Кончать надо, кончать... Хватит сквозь медицинскую комиссию на брюхе по-пластунски проползать.
... Только я помидорчик из банки выудил, слышу, Надежда у двери скребется. Дом новый, все дверные коробки наперекосяк: замок врежешь, все совместишь с минимальным допуском, а через месяц дверь не открыть. То ли косяки пересохли и покоробились, то ли, как говррят, действительно дом «осадку дает». Вот и стоишь иногда на лестнице час целый и в собственную квартиру попасть не можешь.
Пошел открывать.
– Не мучайся, – говорю. – Сейчас открою.
Потянул ригель в сторону, и дверь открылась. Стоит Надежда с авоськами. Улыбается.
– Спал? – спрашивает.
– Ладно тебе... – говорю. – Давай кошелки. Сказать не могла, что ли? Таскаешь такие тяжести...
И тут она меня поцеловала.
Пошел я, конечно, приготовил ей ужин, накормил. И сам с ней поел. «Маленькую» допивать не стал. Заткнул и поставил в холодильник. Вроде она мне уже стала и ни к чему.
– Заниматься сегодня будем? – спрашивает Надя.
– А как же! – говорю. – Иди таблицу повесь.
Она с места не тронулась и так осторожно меня спрашивает:
– Может, тебе в диспетчерскую перейти?
– Иди, – говорю, – вешай таблицу.
Она прошла в комнату и вытащила из-за шкафа свернутую в рулон таблицу.
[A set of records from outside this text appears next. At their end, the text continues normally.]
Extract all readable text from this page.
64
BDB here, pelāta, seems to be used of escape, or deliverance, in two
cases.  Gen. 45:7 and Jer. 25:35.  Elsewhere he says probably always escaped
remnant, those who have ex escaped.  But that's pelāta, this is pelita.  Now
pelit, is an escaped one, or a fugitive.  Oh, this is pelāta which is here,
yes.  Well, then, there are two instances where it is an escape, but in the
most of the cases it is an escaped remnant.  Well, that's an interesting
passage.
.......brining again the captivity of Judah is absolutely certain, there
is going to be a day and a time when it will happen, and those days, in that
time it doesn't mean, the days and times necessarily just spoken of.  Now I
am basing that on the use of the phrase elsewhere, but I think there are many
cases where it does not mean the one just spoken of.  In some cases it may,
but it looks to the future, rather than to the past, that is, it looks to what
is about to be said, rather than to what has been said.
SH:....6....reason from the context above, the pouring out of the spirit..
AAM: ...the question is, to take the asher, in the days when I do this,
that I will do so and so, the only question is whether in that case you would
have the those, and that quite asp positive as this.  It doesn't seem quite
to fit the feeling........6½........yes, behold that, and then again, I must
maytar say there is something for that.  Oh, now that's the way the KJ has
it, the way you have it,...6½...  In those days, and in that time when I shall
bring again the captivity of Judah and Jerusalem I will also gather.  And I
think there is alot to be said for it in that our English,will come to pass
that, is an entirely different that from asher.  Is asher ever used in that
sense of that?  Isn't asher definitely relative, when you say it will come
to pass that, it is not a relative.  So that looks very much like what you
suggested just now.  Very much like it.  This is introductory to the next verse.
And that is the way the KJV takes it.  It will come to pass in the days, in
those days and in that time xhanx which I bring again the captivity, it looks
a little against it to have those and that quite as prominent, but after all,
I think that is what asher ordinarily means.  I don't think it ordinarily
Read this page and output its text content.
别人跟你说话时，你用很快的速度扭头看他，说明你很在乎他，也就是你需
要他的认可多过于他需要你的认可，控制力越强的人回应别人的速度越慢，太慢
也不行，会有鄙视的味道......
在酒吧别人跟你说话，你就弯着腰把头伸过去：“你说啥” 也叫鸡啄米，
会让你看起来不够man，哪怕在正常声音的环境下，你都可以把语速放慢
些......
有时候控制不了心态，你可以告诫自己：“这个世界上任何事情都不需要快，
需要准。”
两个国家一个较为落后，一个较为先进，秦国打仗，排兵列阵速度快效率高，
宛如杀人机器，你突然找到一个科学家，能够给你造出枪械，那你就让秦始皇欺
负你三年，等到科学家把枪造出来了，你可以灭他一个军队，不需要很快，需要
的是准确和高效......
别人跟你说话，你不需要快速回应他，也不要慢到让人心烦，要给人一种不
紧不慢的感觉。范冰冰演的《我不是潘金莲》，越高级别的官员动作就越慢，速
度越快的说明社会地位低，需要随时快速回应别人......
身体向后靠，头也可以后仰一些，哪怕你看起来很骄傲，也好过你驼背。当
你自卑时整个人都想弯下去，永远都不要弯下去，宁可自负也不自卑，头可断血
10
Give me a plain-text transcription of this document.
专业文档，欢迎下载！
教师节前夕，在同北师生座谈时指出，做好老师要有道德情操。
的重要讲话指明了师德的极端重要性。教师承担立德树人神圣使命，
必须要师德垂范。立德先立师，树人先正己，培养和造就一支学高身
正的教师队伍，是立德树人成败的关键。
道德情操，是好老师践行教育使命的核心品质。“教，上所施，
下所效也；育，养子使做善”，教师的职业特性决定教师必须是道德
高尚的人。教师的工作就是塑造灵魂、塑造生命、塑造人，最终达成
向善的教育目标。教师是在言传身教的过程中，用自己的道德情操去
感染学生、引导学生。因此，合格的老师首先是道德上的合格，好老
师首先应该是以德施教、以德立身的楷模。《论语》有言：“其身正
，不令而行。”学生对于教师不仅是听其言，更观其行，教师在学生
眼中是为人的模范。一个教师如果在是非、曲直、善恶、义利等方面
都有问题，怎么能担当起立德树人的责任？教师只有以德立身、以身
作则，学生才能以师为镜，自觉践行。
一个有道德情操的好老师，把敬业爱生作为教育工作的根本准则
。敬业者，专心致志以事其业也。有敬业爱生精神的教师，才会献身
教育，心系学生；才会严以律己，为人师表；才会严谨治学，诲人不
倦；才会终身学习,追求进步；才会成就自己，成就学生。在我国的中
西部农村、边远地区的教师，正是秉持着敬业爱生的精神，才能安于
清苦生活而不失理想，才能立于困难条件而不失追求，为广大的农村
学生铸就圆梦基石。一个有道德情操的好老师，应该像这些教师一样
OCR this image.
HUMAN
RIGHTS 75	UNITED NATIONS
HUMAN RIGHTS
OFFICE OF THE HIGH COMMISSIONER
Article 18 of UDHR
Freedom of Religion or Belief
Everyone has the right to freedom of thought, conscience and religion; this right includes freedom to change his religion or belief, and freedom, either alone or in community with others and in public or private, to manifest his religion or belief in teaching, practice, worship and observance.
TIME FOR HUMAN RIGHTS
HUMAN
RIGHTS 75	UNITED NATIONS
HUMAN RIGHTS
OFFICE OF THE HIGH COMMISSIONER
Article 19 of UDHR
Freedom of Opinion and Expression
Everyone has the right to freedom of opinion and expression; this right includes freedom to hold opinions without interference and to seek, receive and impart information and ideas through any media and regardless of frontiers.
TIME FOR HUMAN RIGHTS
Раскатала ее и повесила на стенку.
Это таблица проверки зрения. Точно такая же, какие обычно висят в кабинетах глазных врачей. «Где же указка?» – думаю. Захожу в комнату и спрашиваю:
– Надюш, ты не помнишь, куда я в прошлый раз указку засунул?
– Здесь у меня указка, здесь... – говорит. – Ставь лампу.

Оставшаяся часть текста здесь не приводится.